In his 1976 essay on ‘The Revision of News from Nowhere’ across its different textual manifestations, J. Alex Macdonald offers us a tiny but intriguing revisionary detail. In the 1890 Commonweal version of the early morning meadow at Runnymede, Ellen does not have a basket; in the 1891 Reeves and Turner book version, she suddenly does: ‘that was Ellen, holding a basket in her hand’ (ch.XXIII). Why, then, does Morris add a basket to this character and, more intriguingly, what might be in it?
Baskets and the mystery of what they may contain are indeed something of a minor motif in the revisions of News from Nowhere; for in the road-mending episode (also not in the Commonweal version), William Guest spots ‘a good big basket that had hints about it of cold pie and wine’ (ch.VII).
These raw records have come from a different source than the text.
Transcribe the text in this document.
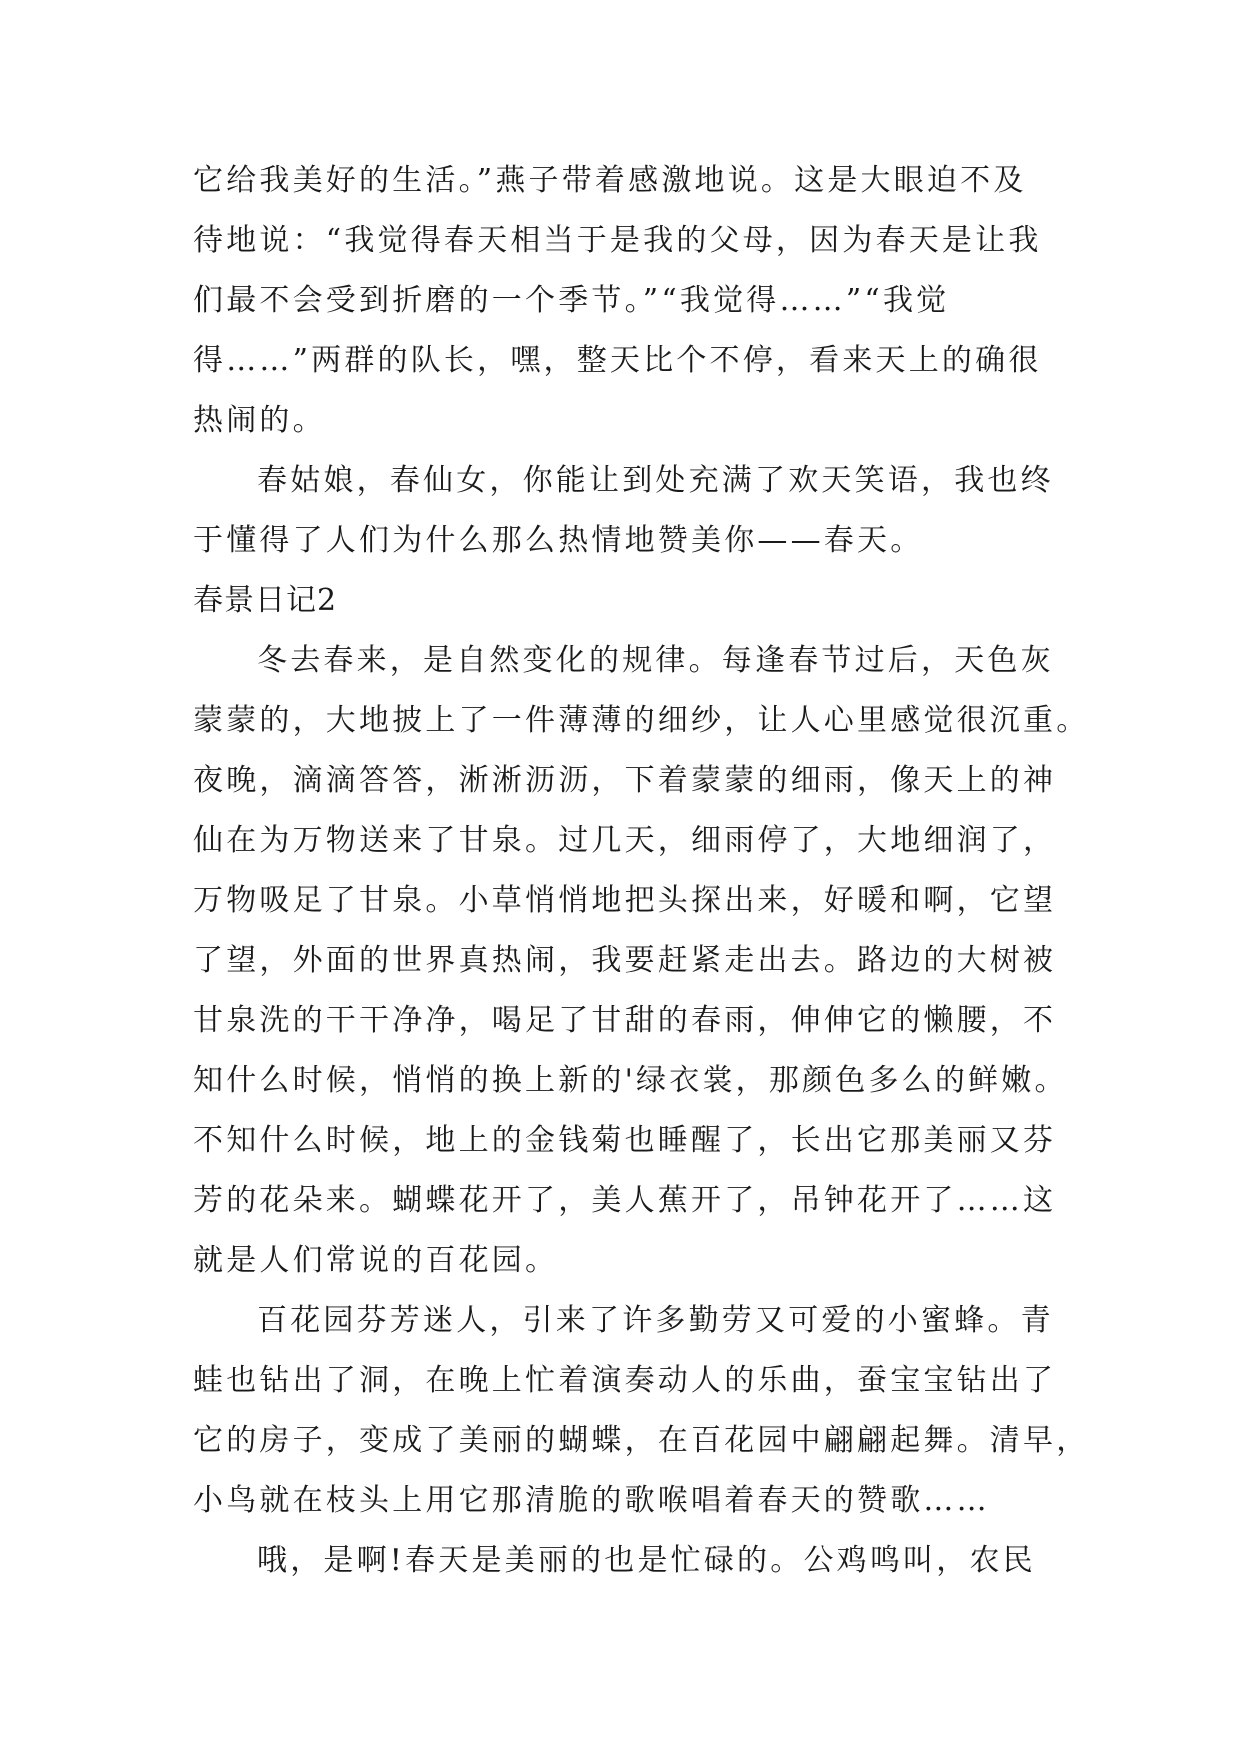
它给我美好的生活。”燕子带着感激地说。这是大眼迫不及
待地说：“我觉得春天相当于是我的父母，因为春天是让我
们最不会受到折磨的一个季节。”“我觉得……”“我觉
得……”两群的队长，嘿，整天比个不停，看来天上的确很
热闹的。
春姑娘，春仙女，你能让到处充满了欢天笑语，我也终
于懂得了人们为什么那么热情地赞美你——春天。
春景日记2
冬去春来，是自然变化的规律。每逢春节过后，天色灰
蒙蒙的，大地披上了一件薄薄的细纱，让人心里感觉很沉重。
夜晚，滴滴答答，淅淅沥沥，下着蒙蒙的细雨，像天上的神
仙在为万物送来了甘泉。过几天，细雨停了，大地细润了，
万物吸足了甘泉。小草悄悄地把头探出来，好暖和啊，它望
了望，外面的世界真热闹，我要赶紧走出去。路边的大树被
甘泉洗的干干净净，喝足了甘甜的春雨，伸伸它的懒腰，不
知什么时候，悄悄的换上新的'绿衣裳，那颜色多么的鲜嫩。
不知什么时候，地上的金钱菊也睡醒了，长出它那美丽又芬
芳的花朵来。蝴蝶花开了，美人蕉开了，吊钟花开了……这
就是人们常说的百花园。
百花园芬芳迷人，引来了许多勤劳又可爱的小蜜蜂。青
蛙也钻出了洞，在晚上忙着演奏动人的乐曲，蚕宝宝钻出了
它的房子，变成了美丽的蝴蝶，在百花园中翩翩起舞。清早，
小鸟就在枝头上用它那清脆的歌喉唱着春天的赞歌……
哦，是啊!春天是美丽的也是忙碌的。公鸡鸣叫，农民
Macdonald’s own explanation of Ellen’s new basket is modest enough: ‘the addition of it is a small touch which brings Ellen more clearly into view. Among utopian novels News from Nowhere is almost unique in its loving attention to detail, especially of landscape and architecture’ (12).
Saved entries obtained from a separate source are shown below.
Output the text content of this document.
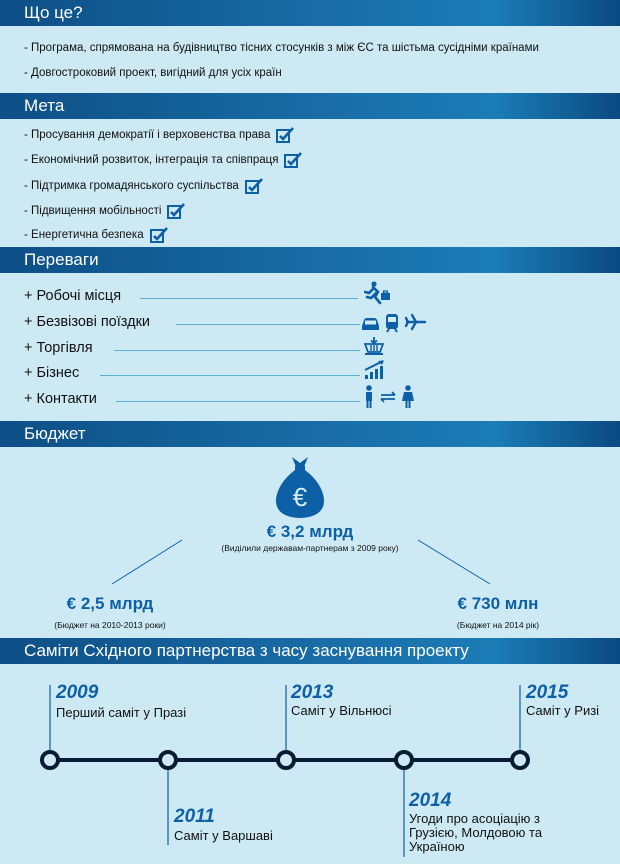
Що це?
- Програма, спрямована на будівництво тісних стосунків з між ЄС та шістьма сусідніми країнами
- Довгостроковий проект, вигідний для усіх країн
Мета
- Просування демократії і верховенства права
- Економічний розвиток, інтеграція та співпраця
- Підтримка громадянського суспільства
- Підвищення мобільності
- Енергетична безпека
Переваги
+ Робочі місця
+ Безвізові поїздки
+ Торгівля
+ Бізнес
+ Контакти
Бюджет
€
€ 3,2 млрд
(Виділили державам-партнерам з 2009 року)
€ 2,5 млрд
(Бюджет на 2010-2013 роки)
€ 730 млн
(Бюджет на 2014 рік)
Саміти Східного партнерства з часу заснування проекту
2009
Перший саміт у Празі
2011
Саміт у Варшаві
2013
Саміт у Вільнюсі
2014
Угоди про асоціацію з Грузією, Молдовою та Україною
2015
Саміт у Ризі
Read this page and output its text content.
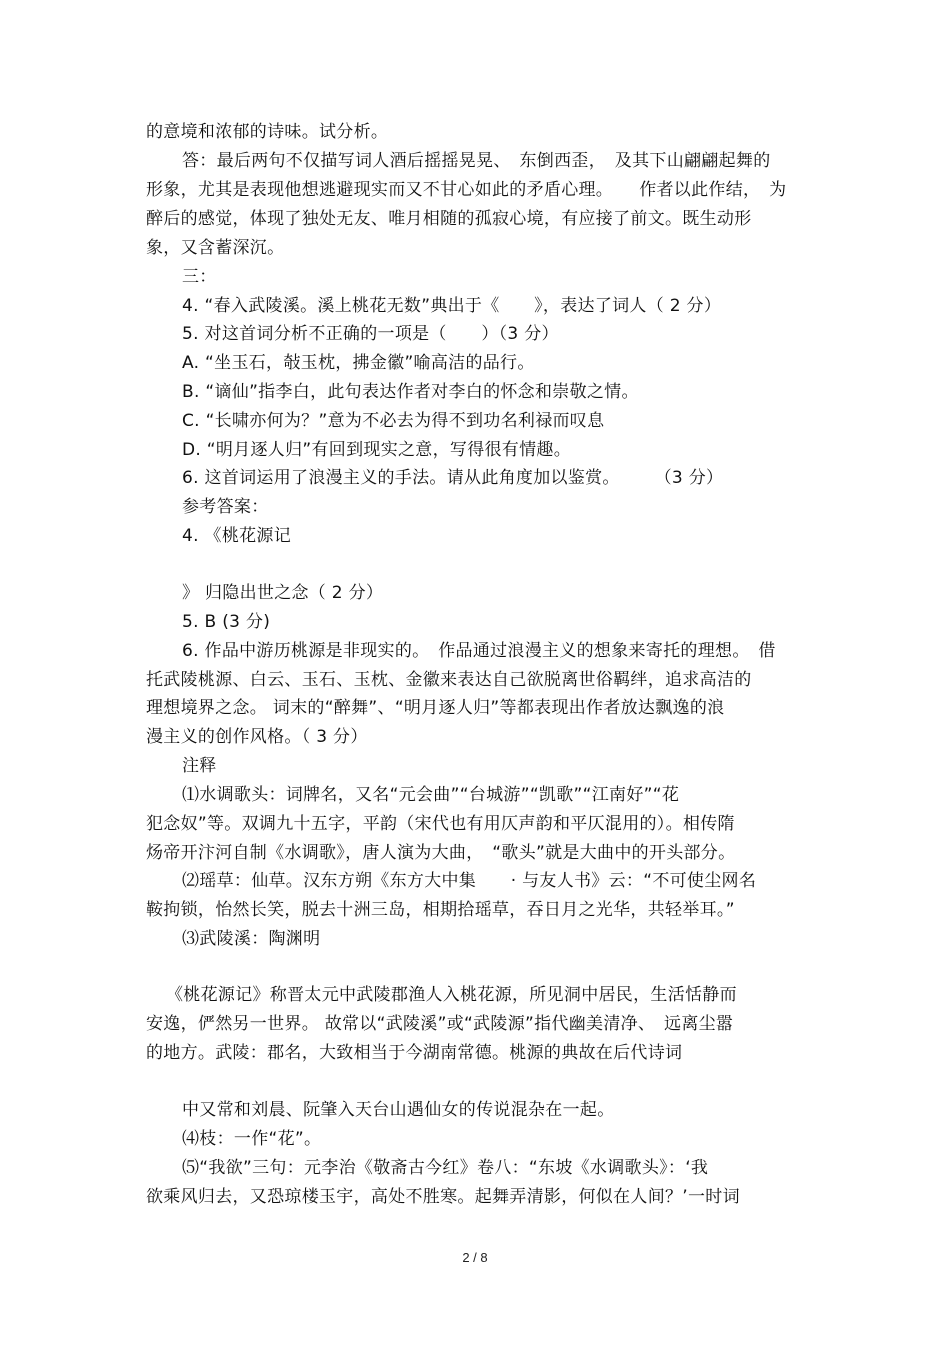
的意境和浓郁的诗味。试分析。
答：最后两句不仅描写词人酒后摇摇晃晃、　东倒西歪，　及其下山翩翩起舞的
形象，尤其是表现他想逃避现实而又不甘心如此的矛盾心理。　　作者以此作结，　为
醉后的感觉，体现了独处无友、唯月相随的孤寂心境，有应接了前文。既生动形
象，又含蓄深沉。
三：
4. “春入武陵溪。溪上桃花无数”典出于《　　》，表达了词人（ 2 分）
5. 对这首词分析不正确的一项是（　　）（3 分）
A. “坐玉石，敧玉枕，拂金徽”喻高洁的品行。
B. “谪仙”指李白，此句表达作者对李白的怀念和崇敬之情。
C. “长啸亦何为？”意为不必去为得不到功名利禄而叹息
D. “明月逐人归”有回到现实之意，写得很有情趣。
6. 这首词运用了浪漫主义的手法。请从此角度加以鉴赏。　　　（3 分）
参考答案：
4. 《桃花源记
》 归隐出世之念（ 2 分）
5. B (3 分)
6. 作品中游历桃源是非现实的。　作品通过浪漫主义的想象来寄托的理想。　借
托武陵桃源、白云、玉石、玉枕、金徽来表达自己欲脱离世俗羁绊，追求高洁的
理想境界之念。 词末的“醉舞”、“明月逐人归”等都表现出作者放达飘逸的浪
漫主义的创作风格。（ 3 分）
注释
⑴水调歌头：词牌名，又名“元会曲”“台城游”“凯歌”“江南好”“花
犯念奴”等。双调九十五字，平韵（宋代也有用仄声韵和平仄混用的）。相传隋
炀帝开汴河自制《水调歌》，唐人演为大曲，　“歌头”就是大曲中的开头部分。
⑵瑶草：仙草。汉东方朔《东方大中集　　· 与友人书》云：“不可使尘网名
鞍拘锁，怡然长笑，脱去十洲三岛，相期拾瑶草，吞日月之光华，共轻举耳。”
⑶武陵溪：陶渊明
《桃花源记》称晋太元中武陵郡渔人入桃花源，所见洞中居民，生活恬静而
安逸，俨然另一世界。 故常以“武陵溪”或“武陵源”指代幽美清净、　远离尘嚣
的地方。武陵：郡名，大致相当于今湖南常德。桃源的典故在后代诗词
中又常和刘晨、阮肇入天台山遇仙女的传说混杂在一起。
⑷枝：一作“花”。
⑸“我欲”三句：元李治《敬斋古今红》卷八：“东坡《水调歌头》：‘我
欲乘风归去，又恐琼楼玉宇，高处不胜寒。起舞弄清影，何似在人间？’一时词
2 / 8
Fair enough; but then, almost any other daily object might have served the same purpose. The interesting thing about baskets, surely, is that they contain things, and not only cold pies. To my mind, the most striking fact we learn about Ellen in the course of the book is that she has been a pupil of old Hammond’s; so I am going to wager that her new basket is full of the sage of Bloomsbury’s writings about the history – and even perhaps the future - of Nowhere which she has taken out into the fields for a spot of plein air study before the rest of the Runnymede household wakes up.